8. The device of claim 2, further comprising a third frame layer provided on the side of the second surface in a frame of the first frame layer, made of the first material, being thicker than the substrate, and dividing inside of the frame into a plurality of regions.

9. The device of claim 3, further comprising a third frame layer provided on the side of the second surface in a frame of the first frame layer, made of the first material, being thicker than the substrate, and dividing inside of the frame into a plurality of regions.

10. The device of claim 1, wherein a plurality of metal bumps are provided in a frame of the first frame layer.

11. The device of claim 4, wherein a plurality of metal bumps are provided in the frame of the first frame layer and in a frame of the second frame layer.

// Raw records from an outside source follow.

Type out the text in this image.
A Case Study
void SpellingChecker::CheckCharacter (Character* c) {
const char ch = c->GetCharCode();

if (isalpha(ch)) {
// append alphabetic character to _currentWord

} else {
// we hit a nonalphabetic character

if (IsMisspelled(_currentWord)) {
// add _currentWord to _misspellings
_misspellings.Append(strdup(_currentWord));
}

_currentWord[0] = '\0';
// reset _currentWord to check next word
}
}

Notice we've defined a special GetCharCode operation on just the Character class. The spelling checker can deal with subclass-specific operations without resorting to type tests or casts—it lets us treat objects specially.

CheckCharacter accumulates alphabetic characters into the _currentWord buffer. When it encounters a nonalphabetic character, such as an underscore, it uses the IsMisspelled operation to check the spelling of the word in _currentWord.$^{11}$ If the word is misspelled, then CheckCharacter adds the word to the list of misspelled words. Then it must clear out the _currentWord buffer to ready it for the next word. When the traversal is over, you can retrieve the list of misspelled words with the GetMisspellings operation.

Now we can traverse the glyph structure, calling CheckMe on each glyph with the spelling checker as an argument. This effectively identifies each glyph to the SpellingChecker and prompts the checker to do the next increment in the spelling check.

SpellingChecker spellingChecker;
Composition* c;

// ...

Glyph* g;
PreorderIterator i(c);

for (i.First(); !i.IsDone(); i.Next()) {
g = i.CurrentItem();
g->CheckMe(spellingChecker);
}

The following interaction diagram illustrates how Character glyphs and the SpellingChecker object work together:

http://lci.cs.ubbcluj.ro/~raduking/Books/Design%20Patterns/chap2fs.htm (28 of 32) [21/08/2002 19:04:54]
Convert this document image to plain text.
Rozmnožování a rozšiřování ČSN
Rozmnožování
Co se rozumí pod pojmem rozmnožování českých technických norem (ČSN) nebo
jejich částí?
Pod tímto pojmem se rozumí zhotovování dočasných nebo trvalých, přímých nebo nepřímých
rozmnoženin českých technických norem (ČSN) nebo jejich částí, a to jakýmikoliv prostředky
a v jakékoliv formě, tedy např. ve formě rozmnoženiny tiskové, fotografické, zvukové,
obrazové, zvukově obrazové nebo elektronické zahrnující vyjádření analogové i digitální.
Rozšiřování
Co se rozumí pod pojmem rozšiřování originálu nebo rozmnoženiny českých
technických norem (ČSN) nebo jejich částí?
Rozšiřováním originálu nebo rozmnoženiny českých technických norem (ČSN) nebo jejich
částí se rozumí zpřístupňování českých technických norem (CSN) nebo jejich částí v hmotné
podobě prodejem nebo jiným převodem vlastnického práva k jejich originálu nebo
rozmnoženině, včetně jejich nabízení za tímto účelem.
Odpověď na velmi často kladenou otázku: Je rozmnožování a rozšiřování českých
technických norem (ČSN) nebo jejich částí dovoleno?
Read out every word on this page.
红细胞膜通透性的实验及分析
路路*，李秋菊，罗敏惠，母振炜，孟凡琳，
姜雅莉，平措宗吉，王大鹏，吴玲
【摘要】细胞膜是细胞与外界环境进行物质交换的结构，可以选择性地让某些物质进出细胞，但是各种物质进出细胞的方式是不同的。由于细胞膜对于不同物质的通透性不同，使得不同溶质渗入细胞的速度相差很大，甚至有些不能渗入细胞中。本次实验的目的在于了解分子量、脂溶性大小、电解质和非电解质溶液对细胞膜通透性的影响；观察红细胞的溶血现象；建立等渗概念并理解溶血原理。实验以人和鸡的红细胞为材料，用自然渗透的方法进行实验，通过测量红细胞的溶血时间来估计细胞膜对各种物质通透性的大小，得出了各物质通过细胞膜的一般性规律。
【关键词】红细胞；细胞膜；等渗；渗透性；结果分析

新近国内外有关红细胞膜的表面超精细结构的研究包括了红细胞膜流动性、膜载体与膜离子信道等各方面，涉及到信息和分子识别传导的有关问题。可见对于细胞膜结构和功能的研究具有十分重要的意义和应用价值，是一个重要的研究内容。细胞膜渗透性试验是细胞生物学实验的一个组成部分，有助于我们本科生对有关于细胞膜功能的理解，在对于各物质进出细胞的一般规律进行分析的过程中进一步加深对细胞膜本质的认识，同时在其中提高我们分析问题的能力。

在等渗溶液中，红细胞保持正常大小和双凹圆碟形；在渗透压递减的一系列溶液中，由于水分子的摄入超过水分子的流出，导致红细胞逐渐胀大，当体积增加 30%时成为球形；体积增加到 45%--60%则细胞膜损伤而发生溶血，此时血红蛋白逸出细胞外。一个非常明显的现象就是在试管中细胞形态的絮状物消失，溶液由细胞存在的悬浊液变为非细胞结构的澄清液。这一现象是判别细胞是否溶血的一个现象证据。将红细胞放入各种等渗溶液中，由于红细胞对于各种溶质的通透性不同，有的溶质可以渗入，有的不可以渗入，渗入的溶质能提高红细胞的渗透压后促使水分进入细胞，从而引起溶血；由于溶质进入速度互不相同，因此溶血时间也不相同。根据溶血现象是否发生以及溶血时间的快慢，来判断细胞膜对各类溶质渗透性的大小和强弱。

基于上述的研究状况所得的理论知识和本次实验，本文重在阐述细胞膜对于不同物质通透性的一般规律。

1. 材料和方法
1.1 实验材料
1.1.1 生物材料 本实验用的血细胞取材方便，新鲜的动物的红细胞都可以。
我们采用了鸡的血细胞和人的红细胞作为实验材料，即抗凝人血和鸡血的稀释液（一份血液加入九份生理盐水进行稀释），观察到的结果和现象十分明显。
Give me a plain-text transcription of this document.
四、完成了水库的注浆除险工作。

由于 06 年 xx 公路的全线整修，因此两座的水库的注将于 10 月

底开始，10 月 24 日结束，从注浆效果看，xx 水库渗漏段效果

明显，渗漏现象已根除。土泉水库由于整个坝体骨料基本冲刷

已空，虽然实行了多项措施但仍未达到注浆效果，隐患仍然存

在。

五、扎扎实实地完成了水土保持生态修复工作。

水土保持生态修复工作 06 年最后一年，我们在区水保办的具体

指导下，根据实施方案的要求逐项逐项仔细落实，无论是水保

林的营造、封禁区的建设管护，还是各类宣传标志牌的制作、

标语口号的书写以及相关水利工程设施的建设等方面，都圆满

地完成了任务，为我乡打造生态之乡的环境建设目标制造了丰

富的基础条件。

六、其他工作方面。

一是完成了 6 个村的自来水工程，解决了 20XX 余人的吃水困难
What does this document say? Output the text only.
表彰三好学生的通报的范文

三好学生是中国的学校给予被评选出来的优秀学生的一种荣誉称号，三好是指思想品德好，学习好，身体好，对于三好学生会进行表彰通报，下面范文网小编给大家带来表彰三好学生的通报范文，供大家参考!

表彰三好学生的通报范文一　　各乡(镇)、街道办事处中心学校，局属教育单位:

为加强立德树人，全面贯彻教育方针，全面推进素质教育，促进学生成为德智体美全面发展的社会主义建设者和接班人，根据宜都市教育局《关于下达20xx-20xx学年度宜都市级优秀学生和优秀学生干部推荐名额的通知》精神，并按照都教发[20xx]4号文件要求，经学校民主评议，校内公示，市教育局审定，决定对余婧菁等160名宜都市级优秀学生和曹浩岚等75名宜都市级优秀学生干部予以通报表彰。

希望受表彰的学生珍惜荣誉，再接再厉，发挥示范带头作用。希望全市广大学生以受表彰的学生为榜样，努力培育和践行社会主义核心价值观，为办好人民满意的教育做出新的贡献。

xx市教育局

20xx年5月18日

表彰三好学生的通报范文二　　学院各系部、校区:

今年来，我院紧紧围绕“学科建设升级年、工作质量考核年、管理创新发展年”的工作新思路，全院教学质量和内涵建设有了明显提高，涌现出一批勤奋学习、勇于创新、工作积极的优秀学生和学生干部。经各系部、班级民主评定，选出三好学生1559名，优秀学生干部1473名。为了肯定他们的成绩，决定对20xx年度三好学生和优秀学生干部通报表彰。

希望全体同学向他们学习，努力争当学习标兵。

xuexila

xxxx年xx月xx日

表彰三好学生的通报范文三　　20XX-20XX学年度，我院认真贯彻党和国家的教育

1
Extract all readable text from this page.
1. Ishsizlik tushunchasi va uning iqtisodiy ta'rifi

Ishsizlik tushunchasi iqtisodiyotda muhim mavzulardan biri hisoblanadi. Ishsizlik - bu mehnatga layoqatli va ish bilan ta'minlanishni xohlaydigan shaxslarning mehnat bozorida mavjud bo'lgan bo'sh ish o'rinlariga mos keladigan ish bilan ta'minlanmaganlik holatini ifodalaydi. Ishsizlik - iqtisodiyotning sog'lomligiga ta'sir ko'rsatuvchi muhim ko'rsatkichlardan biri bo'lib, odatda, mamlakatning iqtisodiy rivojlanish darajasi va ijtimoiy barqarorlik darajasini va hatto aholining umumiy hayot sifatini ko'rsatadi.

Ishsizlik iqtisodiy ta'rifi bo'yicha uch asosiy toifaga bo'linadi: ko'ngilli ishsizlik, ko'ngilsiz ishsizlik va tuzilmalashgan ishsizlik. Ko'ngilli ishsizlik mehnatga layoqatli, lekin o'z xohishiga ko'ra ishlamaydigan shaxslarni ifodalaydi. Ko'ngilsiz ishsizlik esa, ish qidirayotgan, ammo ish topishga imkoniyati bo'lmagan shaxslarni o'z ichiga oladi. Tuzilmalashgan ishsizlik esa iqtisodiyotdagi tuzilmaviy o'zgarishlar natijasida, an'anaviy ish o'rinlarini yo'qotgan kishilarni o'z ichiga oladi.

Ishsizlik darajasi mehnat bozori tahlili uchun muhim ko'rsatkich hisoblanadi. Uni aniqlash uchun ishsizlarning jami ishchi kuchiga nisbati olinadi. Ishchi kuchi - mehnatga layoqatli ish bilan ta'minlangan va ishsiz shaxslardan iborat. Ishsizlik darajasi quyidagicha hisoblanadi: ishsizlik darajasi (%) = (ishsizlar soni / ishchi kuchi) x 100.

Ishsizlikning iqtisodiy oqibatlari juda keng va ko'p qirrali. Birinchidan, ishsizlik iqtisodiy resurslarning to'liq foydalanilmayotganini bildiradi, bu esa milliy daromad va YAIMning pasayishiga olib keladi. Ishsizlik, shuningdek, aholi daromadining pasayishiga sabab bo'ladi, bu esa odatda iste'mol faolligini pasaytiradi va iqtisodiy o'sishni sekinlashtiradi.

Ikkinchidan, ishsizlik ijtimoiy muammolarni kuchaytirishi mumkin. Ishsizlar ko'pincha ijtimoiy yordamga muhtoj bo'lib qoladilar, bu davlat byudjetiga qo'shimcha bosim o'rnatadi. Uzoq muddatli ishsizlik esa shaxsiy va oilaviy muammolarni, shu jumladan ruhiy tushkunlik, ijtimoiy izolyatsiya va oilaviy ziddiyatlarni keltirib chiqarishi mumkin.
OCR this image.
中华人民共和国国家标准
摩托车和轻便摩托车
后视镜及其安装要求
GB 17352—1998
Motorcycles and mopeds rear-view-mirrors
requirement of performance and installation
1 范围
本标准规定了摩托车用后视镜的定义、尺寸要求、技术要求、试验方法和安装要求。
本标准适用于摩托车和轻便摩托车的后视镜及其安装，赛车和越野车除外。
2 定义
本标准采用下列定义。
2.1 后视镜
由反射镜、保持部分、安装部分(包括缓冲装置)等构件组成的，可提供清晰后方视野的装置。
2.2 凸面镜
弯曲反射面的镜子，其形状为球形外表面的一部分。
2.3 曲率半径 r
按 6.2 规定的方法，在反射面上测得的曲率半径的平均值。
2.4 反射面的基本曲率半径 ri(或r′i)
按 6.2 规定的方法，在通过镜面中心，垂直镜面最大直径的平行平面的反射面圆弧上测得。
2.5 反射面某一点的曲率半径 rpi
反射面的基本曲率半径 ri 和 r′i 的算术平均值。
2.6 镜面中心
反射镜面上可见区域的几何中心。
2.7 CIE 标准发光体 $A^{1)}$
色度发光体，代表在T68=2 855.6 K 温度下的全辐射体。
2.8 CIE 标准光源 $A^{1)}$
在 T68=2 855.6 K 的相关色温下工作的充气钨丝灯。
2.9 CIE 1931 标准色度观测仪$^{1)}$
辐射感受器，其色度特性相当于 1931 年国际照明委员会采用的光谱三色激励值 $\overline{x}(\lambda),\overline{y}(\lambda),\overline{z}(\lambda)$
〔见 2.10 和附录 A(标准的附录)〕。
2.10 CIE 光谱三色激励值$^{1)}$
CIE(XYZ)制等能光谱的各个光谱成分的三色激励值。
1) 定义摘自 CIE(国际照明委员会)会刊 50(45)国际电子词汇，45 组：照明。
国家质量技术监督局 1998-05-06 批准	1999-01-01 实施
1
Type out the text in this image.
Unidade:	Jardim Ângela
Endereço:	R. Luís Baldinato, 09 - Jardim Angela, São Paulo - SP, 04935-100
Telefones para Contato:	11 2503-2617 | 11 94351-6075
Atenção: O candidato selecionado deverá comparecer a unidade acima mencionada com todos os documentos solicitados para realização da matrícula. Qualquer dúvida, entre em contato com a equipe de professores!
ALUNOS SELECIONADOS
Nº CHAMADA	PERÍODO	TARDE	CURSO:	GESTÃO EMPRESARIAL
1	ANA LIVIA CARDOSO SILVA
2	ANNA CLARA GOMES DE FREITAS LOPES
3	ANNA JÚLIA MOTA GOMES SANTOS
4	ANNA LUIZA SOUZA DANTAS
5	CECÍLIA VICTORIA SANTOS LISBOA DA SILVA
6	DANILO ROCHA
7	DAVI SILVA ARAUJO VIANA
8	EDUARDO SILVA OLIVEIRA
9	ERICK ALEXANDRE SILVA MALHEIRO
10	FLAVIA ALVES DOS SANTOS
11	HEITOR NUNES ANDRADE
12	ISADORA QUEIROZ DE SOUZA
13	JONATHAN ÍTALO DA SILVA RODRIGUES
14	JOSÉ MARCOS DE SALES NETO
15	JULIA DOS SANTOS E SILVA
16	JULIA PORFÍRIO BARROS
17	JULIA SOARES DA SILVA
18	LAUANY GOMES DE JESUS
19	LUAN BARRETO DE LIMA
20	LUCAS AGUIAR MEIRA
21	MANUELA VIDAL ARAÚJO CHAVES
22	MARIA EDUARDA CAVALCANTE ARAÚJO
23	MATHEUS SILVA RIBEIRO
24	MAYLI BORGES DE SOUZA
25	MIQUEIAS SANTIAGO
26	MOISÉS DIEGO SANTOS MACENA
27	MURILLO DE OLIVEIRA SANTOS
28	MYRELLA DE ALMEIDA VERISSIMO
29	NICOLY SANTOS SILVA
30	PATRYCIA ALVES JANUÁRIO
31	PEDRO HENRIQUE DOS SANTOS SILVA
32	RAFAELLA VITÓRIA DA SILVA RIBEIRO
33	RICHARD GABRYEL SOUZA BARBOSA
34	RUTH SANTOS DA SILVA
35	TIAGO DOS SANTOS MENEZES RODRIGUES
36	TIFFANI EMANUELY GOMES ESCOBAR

12. The device of claim 7, wherein one or more metal bumps are provided in each of the plurality of regions.

13. The device of claim 1, wherein the first material is made of glass epoxy resin or stainless steel.

14. The device of claim 10, wherein the first frame layer is thinner than the metal bumps.

15. The device of claim 11, wherein the second frame layer is thinner than the metal bumps.

16. The device of claim 12, wherein the third frame layer is thinner than the metal bumps.

17. The device of claim 1, wherein the first frame layer is thicker than the first protective layer.

18. The device of claim 4, wherein the second frame layer is thicker than the first protective layer.

19. The device of claim 7, wherein the third frame layer is thicker than the first protective layer.